Um bolero na sala de estar.A teia do amor entretecida nas cordas do violão e aquêle olhar disperso no caracol de fumaça , decifrando enigmas que iam muito além dos telhados à sua volta .Era sua marca registrada.Um café antes... um cigarro depois. E com direito à divagações que a transportavam.
Se me fosse concedido o dom da pintura,traçaria em pincéis aquêles momentos e ,dentre tantos, escolheria a cena repetida em reunião de família na paradisíaca Ilha do Mel.
Novamente aquele olhar pensativo,ofuscado na fumaça , vagante entre céu e mar.
Por onde andava seu coração ? Que caminhos percorria sua alma ? Quem saberá !...
Foram felizes . Amaram-se como se amam aquêles nascidos um para outro.
O mesmo refrão entoado por tantas vezes , reafirmou a força do querer, porém , não fora suficientemente forte no apelo de suas linhas:
O tempo não fora detido. Chegou a hora de partir e a grande noite se fez perpétua.Fisicamente afastaram-se e os dias ,que a canção suplicava "para que nunca amanhecessem", retomaram a rotina de seus amanheceres.
Aquela sacada vislumbra num sorriso tímido , dezenas de prédios que hoje sufocam na argamassa o dantes verde das araucárias.
A frieza acinzentada daquelas paredes buscam em céus ,dêstes azuis curitibanos, a arte de ser feliz e daquele endereço,nas imediações da igreja dos passarinhos,onde a felicidade decididamente um dia fez morada.
O cantor de boleros mantém ainda o hábito de ler a "Gazeta" antes de sair.Na boca o gosto de café talvez  não  seja o mesmo e ,céus de lembranças apontam-lhe à garimpos em dimensões desconhecidas onde as esmeraldas refugiaram-se.
O meu café da manhã tem hoje um gosto de saudade.
Ao redor da mesa, calada, outra polaca de olhos esmeraldados perde-se em devaneios.Se fosse adivinha,leria em meus pensamentos as lembranças de “Hilda" (sua irmã) e Geraldo,nosso cunhado.Entes queridos com quem compartilhamos grandes momentos de nossas vidas


Clic no link abaixo para ouvir...


https://www.youtube.com/watch?v=X982j5M4gQM

Texto  reeditado.
Preservados os  comentários aop  texto anterior:

02/03/2012 23:21 - Chico Chicão
Meu caro Joel das belezas polacas dee Irati do meu Paraná querido.Agora sei porque não gostas do quebrar das ondas do mar.São ondas que trazem e levam Saudades...As pessoas passam nas nossas Vidas como as águas de um Rio. O Rio da Vida! *E a Vida continua...* diz aquela cancão,e assim vamos em frente brincando com a Vida e Ela conosco.Obrigado.Fique na paz!


60827-mini.jpg
14/11/2011 19:27 - RobertoRego
Puxa, Joel, arrasou de novo! Fechei os olhos e me vi dançando com a noiva, hoje Dona Mari, na sala de sua casa. Era sábado à noite e, na vitrola, Lucho Gatica soltava o vozeirão cantando "El Reloj", como o seu cunhado Geraldo. Isso, claro, depois do belo café tomado com a noiva, a sogra, o sogro e o cunhadinho caçula. Aplausos, abração, paz e alegria, grande poeta das Araucárias! ...
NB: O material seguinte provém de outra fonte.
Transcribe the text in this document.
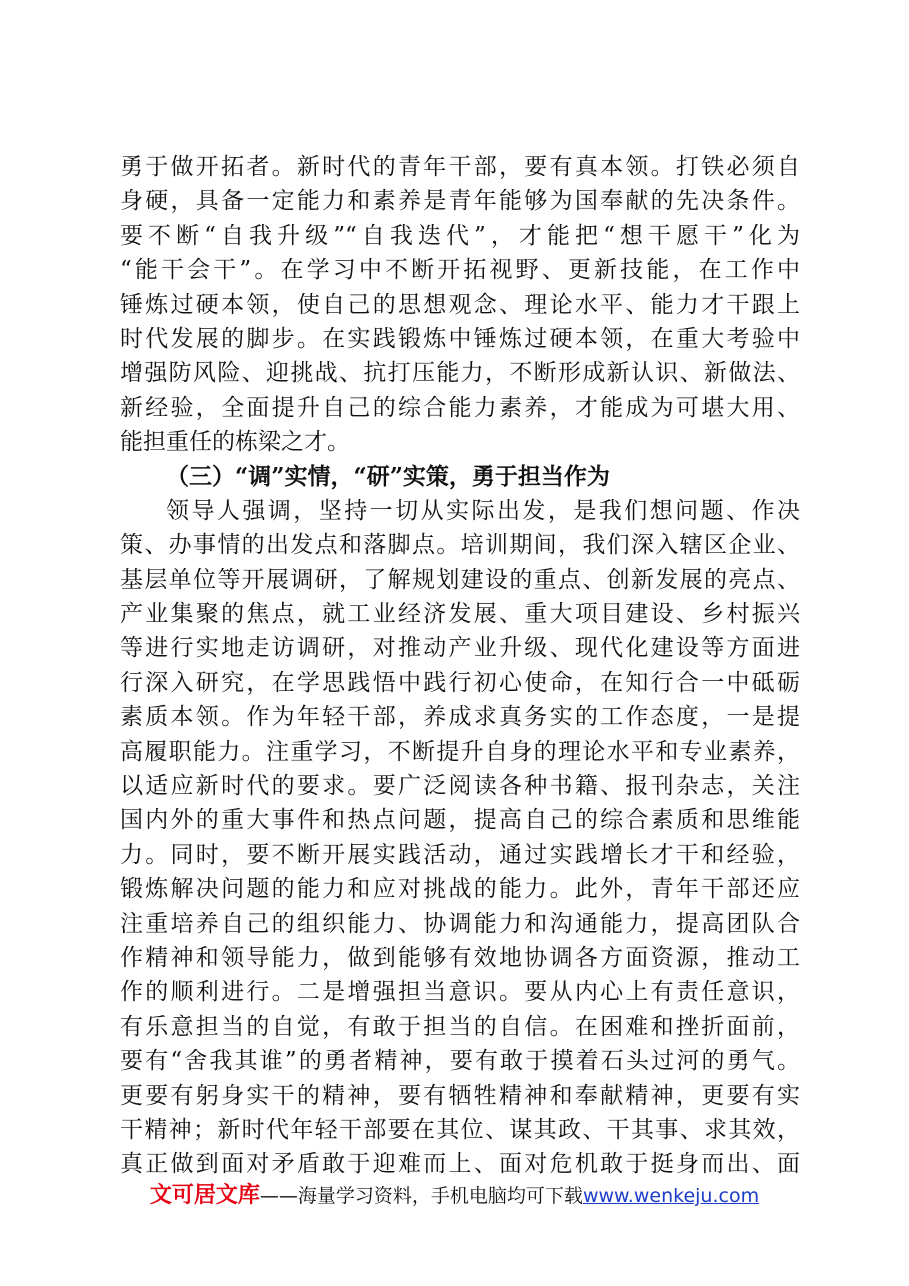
勇于做开拓者。新时代的青年干部，要有真本领。打铁必须自
身硬，具备一定能力和素养是青年能够为国奉献的先决条件。
要不断“自我升级”“自我迭代”，才能把“想干愿干”化为
“能干会干”。在学习中不断开拓视野、更新技能，在工作中
锤炼过硬本领，使自己的思想观念、理论水平、能力才干跟上
时代发展的脚步。在实践锻炼中锤炼过硬本领，在重大考验中
增强防风险、迎挑战、抗打压能力，不断形成新认识、新做法、
新经验，全面提升自己的综合能力素养，才能成为可堪大用、
能担重任的栋梁之才。
（三）“调”实情，“研”实策，勇于担当作为
领导人强调，坚持一切从实际出发，是我们想问题、作决
策、办事情的出发点和落脚点。培训期间，我们深入辖区企业、
基层单位等开展调研，了解规划建设的重点、创新发展的亮点、
产业集聚的焦点，就工业经济发展、重大项目建设、乡村振兴
等进行实地走访调研，对推动产业升级、现代化建设等方面进
行深入研究，在学思践悟中践行初心使命，在知行合一中砥砺
素质本领。作为年轻干部，养成求真务实的工作态度，一是提
高履职能力。注重学习，不断提升自身的理论水平和专业素养，
以适应新时代的要求。要广泛阅读各种书籍、报刊杂志，关注
国内外的重大事件和热点问题，提高自己的综合素质和思维能
力。同时，要不断开展实践活动，通过实践增长才干和经验，
锻炼解决问题的能力和应对挑战的能力。此外，青年干部还应
注重培养自己的组织能力、协调能力和沟通能力，提高团队合
作精神和领导能力，做到能够有效地协调各方面资源，推动工
作的顺利进行。二是增强担当意识。要从内心上有责任意识，
有乐意担当的自觉，有敢于担当的自信。在困难和挫折面前，
要有“舍我其谁”的勇者精神，要有敢于摸着石头过河的勇气。
更要有躬身实干的精神，要有牺牲精神和奉献精神，更要有实
干精神；新时代年轻干部要在其位、谋其政、干其事、求其效，
真正做到面对矛盾敢于迎难而上、面对危机敢于挺身而出、面
文可居文库——海量学习资料，手机电脑均可下载www.wenkeju.com
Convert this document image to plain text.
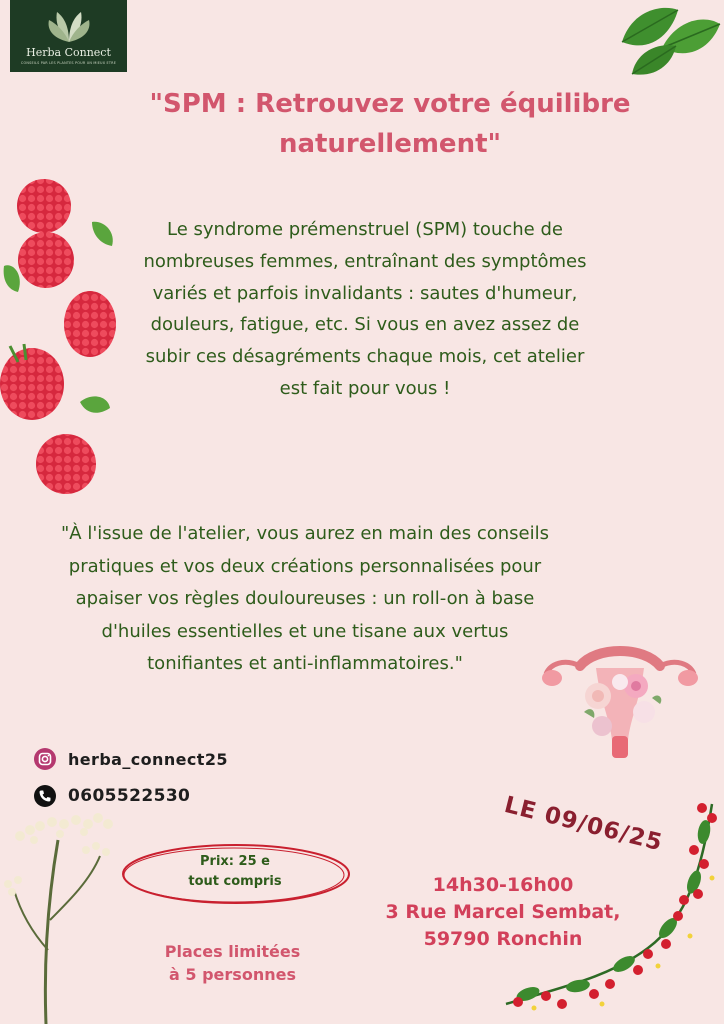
Herba Connect
CONSEILS PAR LES PLANTES POUR UN MIEUX ETRE
"SPM : Retrouvez votre équilibre naturellement"
Le syndrome prémenstruel (SPM) touche de nombreuses femmes, entraînant des symptômes variés et parfois invalidants : sautes d'humeur, douleurs, fatigue, etc. Si vous en avez assez de subir ces désagréments chaque mois, cet atelier est fait pour vous !
"À l'issue de l'atelier, vous aurez en main des conseils pratiques et vos deux créations personnalisées pour apaiser vos règles douloureuses : un roll-on à base d'huiles essentielles et une tisane aux vertus tonifiantes et anti-inflammatoires."
herba_connect25
0605522530	LE 09/06/25
Prix: 25 e
tout compris	14h30-16h00
3 Rue Marcel Sembat,
59790 Ronchin
Places limitées à 5 personnes
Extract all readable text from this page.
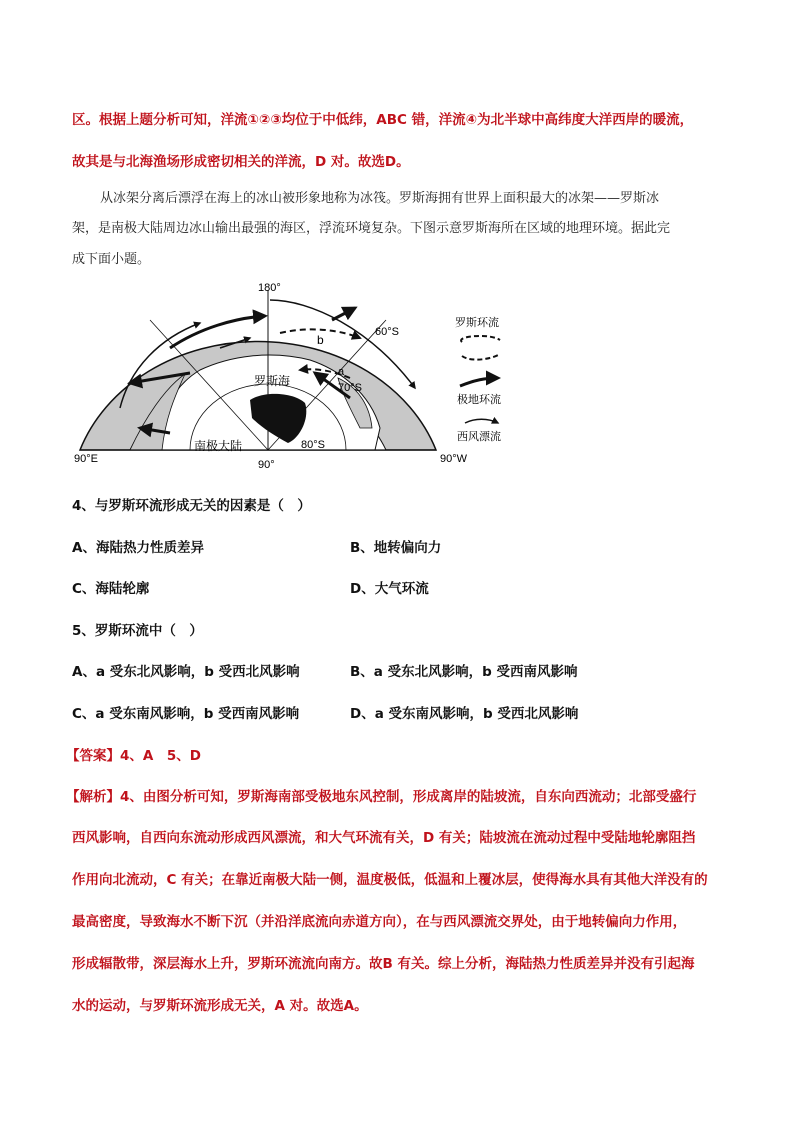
区。根据上题分析可知，洋流①②③均位于中低纬，ABC 错，洋流④为北半球中高纬度大洋西岸的暖流，
故其是与北海渔场形成密切相关的洋流，D 对。故选D。
从冰架分离后漂浮在海上的冰山被形象地称为冰筏。罗斯海拥有世界上面积最大的冰架——罗斯冰
架，是南极大陆周边冰山输出最强的海区，浮流环境复杂。下图示意罗斯海所在区域的地理环境。据此完
成下面小题。
180°
60°S
70°S
80°S
90°E	90°W
90°
a
b
罗斯海
南极大陆
罗斯环流
极地环流
西风漂流
4、与罗斯环流形成无关的因素是（　）
A、海陆热力性质差异	B、地转偏向力
C、海陆轮廓	D、大气环流
5、罗斯环流中（　）
A、a 受东北风影响，b 受西北风影响	B、a 受东北风影响，b 受西南风影响
C、a 受东南风影响，b 受西南风影响	D、a 受东南风影响，b 受西北风影响
【答案】4、A　5、D
【解析】4、由图分析可知，罗斯海南部受极地东风控制，形成离岸的陆坡流，自东向西流动；北部受盛行
西风影响，自西向东流动形成西风漂流，和大气环流有关，D 有关；陆坡流在流动过程中受陆地轮廓阻挡
作用向北流动，C 有关；在靠近南极大陆一侧，温度极低，低温和上覆冰层，使得海水具有其他大洋没有的
最高密度，导致海水不断下沉（并沿洋底流向赤道方向），在与西风漂流交界处，由于地转偏向力作用，
形成辐散带，深层海水上升，罗斯环流流向南方。故B 有关。综上分析，海陆热力性质差异并没有引起海
水的运动，与罗斯环流形成无关，A 对。故选A。
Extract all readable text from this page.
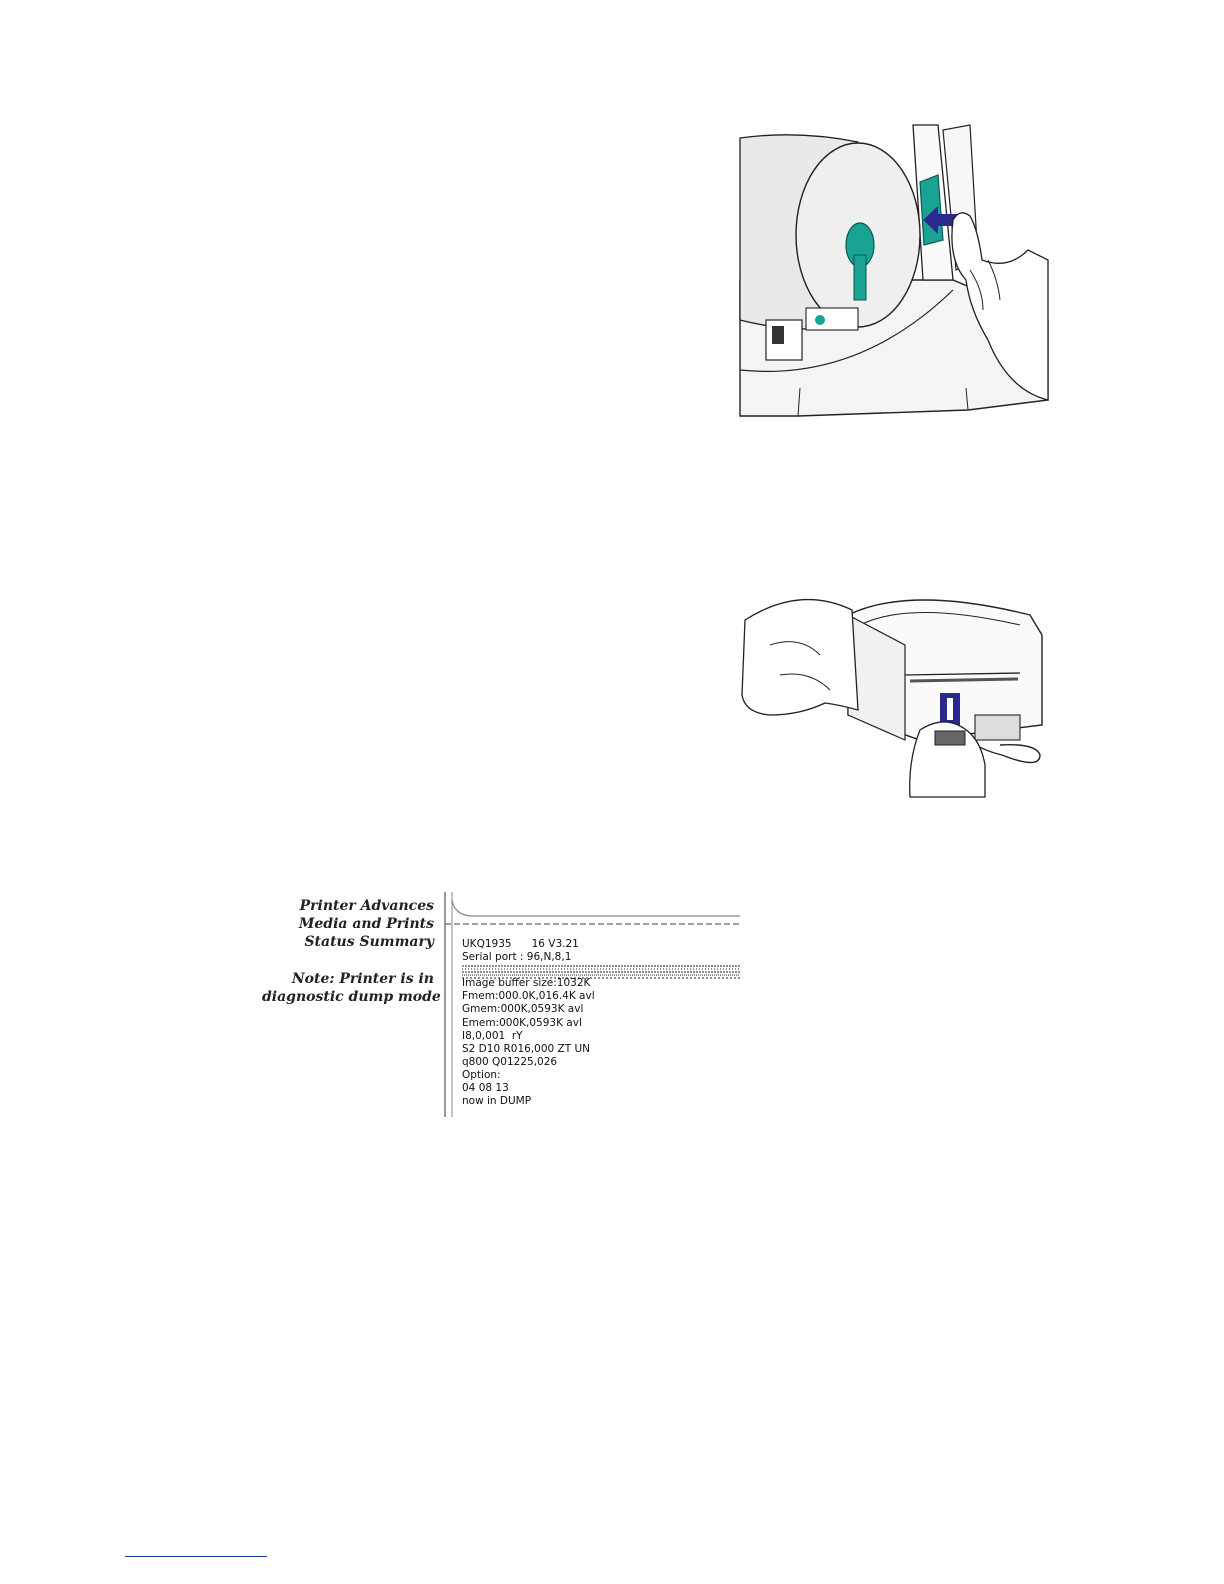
Printer Advances
Media and Prints
Status Summary
Note: Printer is in
diagnostic dump mode
UKQ1935      16 V3.21
Serial port : 96,N,8,1
Image buffer size:1032K
Fmem:000.0K,016.4K avl
Gmem:000K,0593K avl
Emem:000K,0593K avl
I8,0,001  rY
S2 D10 R016,000 ZT UN
q800 Q01225,026
Option:
04 08 13
now in DUMP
10/11/2011 15:36 - Carlinhos Colé [não autenticado]
Desta vez você falou mesmo minha lingua. Violão, boleros, café e boas amizades. Pena esse toque de tristeza! Linda crônica Joel!


3617-mini.jpg
10/11/2011 13:53 - Vanderleis Maia
Meus parabéns por tão boa e elaborada crônica, pois nos remete a visitar os bairros de Curitiba, enquanto vai inserindo nela os personagens do cotidiano da cidade-muito boa - Abraços - VEM


59032-mini.jpg
09/11/2011 17:48 - Anita D Cambuim
Joel, você pinta com as palavras e com elas nos toca o coração. Parabéns e obrigada.


98617-mini.jpg
09/11/2011 13:23 -
Amigo Joel. Daqui consegui sentir o gosto da saudade e ouvi o cântico dos passarinhos misturados aos boleros inesquecíveis. Belas lembranças meu amigo, sempre contadas magistralmente pela sua pena mágica e criativa. Parabéns mais uma vez e abraços do amigo Ciro.


35548-mini.jpg
08/11/2011 23:38 - Silvanio Alves
Perfeito como um café!! aplausos!!


25750-mini.jpg
08/11/2011 23:30 - Marília L Paixão
beautiful!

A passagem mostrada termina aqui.